MacMaster entschuldigte sich am Montag, 13. Juni, für die Aktion. "Ich wollte niemanden verletzen", teilte der 40-Jährige mit. Und weiter: "Ich habe die Weltöffentlichkeit von Gefahren echter Menschen an echten Orten abgelenkt." Als Grund für seine Aktion gab er an, mit seinem virtuellen Alter Ego ausprobieren zu wollen, ob seine Ansichten zum Nahost-Konflikt Gehör finden.

MacMaster nutzte für seinen Blog Fotos, auf denen eine gut aussehende Frau zu sehen war. Diese zeigen angeblich eine Person namens Jelena Lecic aus London; MacMaster hatte die Fotos aus ihrem Facebook-Account kopiert. Lecic empörte sich über den Bilderraub auch bei der BBC, was erste Vermutungen auslöste, alles sei ein Fake gewesen.
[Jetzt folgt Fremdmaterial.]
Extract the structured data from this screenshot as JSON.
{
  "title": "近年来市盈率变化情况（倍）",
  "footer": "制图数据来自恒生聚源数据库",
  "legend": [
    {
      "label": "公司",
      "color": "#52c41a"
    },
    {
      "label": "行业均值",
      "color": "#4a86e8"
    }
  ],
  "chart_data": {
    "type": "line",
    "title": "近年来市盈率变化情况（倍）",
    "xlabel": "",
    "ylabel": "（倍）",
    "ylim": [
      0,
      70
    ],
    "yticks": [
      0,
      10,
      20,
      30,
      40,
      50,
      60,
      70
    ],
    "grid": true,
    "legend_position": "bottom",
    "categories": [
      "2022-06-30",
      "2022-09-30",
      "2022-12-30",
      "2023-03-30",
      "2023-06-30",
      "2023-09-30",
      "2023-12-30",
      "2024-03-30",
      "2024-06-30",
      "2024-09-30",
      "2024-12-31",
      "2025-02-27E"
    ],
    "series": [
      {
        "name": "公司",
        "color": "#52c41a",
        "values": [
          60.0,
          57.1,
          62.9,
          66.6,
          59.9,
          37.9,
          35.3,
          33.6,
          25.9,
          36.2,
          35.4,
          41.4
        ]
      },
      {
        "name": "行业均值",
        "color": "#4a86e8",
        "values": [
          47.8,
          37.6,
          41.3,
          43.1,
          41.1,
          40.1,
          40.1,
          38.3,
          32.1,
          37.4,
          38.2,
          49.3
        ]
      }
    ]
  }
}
Drei Jahre lang bloggte US-Amerikaner als Paula Brooks

Die zweite Lügengeschichte wurde am Dienstag, 14. Juni, aufgedeckt. Bill Graber, ein 58-jähriger US Air Force Veteran gab zu, dass er unter dem Pseudonym Paula Brooks für den US-amerikanischen LezGetReal Lesbian Blog Einträge absetzte, auf dem auch Beiträge von Arraf erschienen. Drei Jahre konnte sich Graber hinter seinem Alter Ego verbergen.

Doch zuletzt fiel auf, dass Paula Brooks alias Bill Graber nie öffentlich zu sehen war. Eine Bloggerin teilte mit, dass Brooks nur per Chat oder E-Mail kommuniziere. Selbst die anderen Autorinnen von LezGetReal lernten sie nicht persönlich kennen. Bei einem Treffen von Reportern der "Washington Post" mit dem vermeintlichen Vater von Paula Brooks wurde der Fake dann enthüllt: Auf Druck der Journalisten gab der Vater, in Wahrheit Graber, zu, die Figur erfunden zu haben.

Als Beweggründe gab der 58-Jährige an, dass er sich für die Rechte von Schwulen und Lesben einsetzen wollte. Als Mann sei er nie ernst genommen worden. Das hilft Internet-Nutzern wenig, die sich jetzt im Web über die Aktionen der beiden Männer empören. Sie müssen die verlorene Glaubwürdigkeit erst wieder aufbauen.